Langsung ke konten utama

Saat Kematian Mengintaimu

Pernahkah kalian merasa bahwa hidup kalian tidak lama lagi di dunia?. Kok nanya gitu?, mungkin begitu yang akan ditanyakan balik oleh orang ketika kita bertanya seperti itu. But, bener saya terkadang mau bertanya seperti itu. apalagi saat ini, dengan kejadian yang menimpa adik tingkatku dulu di kampus, ia meninggal dunia menjelang persiapan pernikahannya, membuat saya berkata dalam hati "ajal benar tak dapat diduga". Dan ajal pula tak bisa divonis, karena bisa jadi apa yang telah divoniskan berbeda dengan kenyataan yang terjadi. lagi-lagi, tangan Allah-lah yang kuasa atas semua taqdir. sesempurna apa kita merencanakan, semua belumlah jaminan bahwa semua itu pasti sukses. masih ada faktor penentu yang terkadang dilupakan. Dengan kegembiraan atas rencana, kita lupa bahwa putusan final belum ada di tangan kita.

Adalah jodoh, pekerjaan, kematian, kelahiran, petaka akan setiap saat bisa saja berubah dan bisa jadi terjadi di luar alur yang kita inginkan. Bahkan ketika semua itu sudah hampir kita dapatkan, itu pun belum tentu pasti kita dapatkan. Makanan ada yang di depan kita, mungkin menurut kita pasti akan kita makan, belum tentu..!, kenapa? bisa jadi saat akan masuk ke dalam mulut makanan itu terjatuh. atau boleh jadi saat makanan itu sudah masuk ke dalam mulut, ternyata kita batuk atau muntah, makanan pun akan keluar. so, pada akhirnya tidak menjadi rejeki kita. sama juga dengan yang lain, tentang jodoh. Meski telah direncanakan dengan matang, tanggal telah ditetapkan, undangan telah disebar, kabar telah disebar, tenda telah dipasang, janur kuning pun telah melambai, but bisa jadi pesta itu tidak terjadi. mungkin karena ada salah satu yang membatalkan, atau mungkin seperti pada kasus adik tingkat saya, dia dipanggil lebih dahulu oleh Allah. tidak ada yang tidak mungkin. Begitupun dengan kematian. Boleh kita merasa kita sehat-sehat saja, kita baik-bak saja. tetapi, siapa yang bisa menebak ajal? Ajal bisa menjemput bahkan saat kita merasa sangat fine, sangat ceria.
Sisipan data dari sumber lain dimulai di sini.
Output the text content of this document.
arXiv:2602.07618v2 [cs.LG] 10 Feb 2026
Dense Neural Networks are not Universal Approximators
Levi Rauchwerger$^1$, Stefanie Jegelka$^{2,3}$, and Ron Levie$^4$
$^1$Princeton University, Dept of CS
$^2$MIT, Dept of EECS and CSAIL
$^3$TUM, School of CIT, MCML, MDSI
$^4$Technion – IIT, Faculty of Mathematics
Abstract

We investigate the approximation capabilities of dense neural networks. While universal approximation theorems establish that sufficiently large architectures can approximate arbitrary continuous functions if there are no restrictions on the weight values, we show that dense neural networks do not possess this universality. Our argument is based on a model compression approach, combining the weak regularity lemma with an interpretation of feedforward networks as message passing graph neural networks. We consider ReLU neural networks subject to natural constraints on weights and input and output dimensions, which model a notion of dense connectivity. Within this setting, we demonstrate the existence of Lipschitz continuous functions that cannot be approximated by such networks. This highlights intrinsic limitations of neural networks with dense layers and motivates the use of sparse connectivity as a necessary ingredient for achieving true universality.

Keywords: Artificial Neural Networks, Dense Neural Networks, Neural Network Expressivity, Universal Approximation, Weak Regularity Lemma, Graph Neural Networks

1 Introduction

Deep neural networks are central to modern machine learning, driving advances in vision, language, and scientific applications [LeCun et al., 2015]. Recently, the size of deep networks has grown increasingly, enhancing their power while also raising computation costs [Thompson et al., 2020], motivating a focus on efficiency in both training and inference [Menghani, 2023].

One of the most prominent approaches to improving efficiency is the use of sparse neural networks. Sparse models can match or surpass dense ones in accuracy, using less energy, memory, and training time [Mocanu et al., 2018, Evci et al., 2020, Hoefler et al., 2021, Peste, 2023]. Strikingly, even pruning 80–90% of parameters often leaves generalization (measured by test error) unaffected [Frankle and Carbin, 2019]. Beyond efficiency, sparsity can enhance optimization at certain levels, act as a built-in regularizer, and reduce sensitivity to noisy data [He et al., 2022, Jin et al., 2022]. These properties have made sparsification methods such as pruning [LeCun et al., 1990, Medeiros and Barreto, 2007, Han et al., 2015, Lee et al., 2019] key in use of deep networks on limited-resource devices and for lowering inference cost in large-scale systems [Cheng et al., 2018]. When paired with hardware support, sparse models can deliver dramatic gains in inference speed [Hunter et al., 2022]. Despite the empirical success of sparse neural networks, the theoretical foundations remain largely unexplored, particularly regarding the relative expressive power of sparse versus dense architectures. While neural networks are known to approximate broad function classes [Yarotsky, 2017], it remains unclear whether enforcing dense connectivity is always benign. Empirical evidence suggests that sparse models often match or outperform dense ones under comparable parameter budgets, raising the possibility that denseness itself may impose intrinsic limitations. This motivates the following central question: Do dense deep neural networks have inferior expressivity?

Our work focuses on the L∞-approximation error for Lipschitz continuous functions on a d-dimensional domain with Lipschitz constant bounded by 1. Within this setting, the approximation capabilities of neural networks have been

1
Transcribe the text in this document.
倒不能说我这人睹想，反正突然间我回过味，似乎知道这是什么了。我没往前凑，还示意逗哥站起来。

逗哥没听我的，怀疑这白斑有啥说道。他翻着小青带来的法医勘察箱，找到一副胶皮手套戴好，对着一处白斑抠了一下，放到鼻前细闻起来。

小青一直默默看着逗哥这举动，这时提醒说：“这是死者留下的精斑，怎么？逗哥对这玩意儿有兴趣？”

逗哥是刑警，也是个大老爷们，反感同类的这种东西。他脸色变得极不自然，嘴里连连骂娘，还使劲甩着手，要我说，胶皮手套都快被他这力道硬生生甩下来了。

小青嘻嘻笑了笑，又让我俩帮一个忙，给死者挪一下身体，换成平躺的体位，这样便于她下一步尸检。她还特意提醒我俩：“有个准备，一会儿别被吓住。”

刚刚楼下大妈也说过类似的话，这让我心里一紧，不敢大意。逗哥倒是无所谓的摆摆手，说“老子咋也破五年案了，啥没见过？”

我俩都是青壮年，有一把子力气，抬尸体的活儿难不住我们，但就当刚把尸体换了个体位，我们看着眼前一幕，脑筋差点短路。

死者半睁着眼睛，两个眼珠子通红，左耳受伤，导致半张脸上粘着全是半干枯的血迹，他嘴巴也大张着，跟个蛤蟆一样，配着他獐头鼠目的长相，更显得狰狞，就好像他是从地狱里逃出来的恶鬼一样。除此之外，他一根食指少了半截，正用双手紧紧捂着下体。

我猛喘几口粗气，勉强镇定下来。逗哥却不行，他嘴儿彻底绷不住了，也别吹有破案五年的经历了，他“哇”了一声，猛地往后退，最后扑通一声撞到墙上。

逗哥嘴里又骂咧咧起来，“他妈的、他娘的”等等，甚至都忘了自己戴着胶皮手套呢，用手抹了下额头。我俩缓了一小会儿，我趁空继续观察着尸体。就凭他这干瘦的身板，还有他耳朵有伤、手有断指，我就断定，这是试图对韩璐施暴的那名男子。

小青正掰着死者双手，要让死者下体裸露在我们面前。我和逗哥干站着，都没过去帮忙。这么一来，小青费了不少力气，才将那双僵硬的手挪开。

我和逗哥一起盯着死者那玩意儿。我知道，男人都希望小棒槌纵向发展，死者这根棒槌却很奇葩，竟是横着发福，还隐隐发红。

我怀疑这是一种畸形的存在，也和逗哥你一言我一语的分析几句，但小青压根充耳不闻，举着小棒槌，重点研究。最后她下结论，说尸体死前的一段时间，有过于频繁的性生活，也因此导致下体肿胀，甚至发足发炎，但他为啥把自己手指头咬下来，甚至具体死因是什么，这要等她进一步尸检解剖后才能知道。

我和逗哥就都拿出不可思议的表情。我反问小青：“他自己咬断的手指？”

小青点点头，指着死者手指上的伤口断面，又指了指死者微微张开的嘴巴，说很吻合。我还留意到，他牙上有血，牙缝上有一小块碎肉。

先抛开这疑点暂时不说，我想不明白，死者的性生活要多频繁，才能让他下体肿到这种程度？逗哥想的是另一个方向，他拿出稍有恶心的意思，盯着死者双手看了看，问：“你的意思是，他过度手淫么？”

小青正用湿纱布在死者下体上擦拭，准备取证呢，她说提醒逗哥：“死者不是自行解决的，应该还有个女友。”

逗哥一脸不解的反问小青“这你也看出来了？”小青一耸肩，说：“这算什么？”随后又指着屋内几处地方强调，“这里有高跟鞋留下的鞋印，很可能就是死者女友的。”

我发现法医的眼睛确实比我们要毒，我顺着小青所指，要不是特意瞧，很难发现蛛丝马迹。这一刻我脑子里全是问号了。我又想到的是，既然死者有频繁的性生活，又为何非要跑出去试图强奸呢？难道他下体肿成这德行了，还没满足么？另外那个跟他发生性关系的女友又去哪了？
Dan sebaliknya juga seperti itu, boleh saja orang lain apakah itu dokter, perawat, ahli medis atau siapapun telah menyerah dengan kondisi kesehatan kita, telah angkat tangan dengan penyakit kita, telah memvonis tidak ada harapan, bahkan telah memvonis umur kita tinggal beberapa saat. tetapi itu bukan jaminan bahwa "benar" kematian akan segera datang sesuai prediksi itu. Sama sekali tidak..!!!. boleh jadi manusia berasumsi seperti itu, tetapi kehendak Allah berbeda. 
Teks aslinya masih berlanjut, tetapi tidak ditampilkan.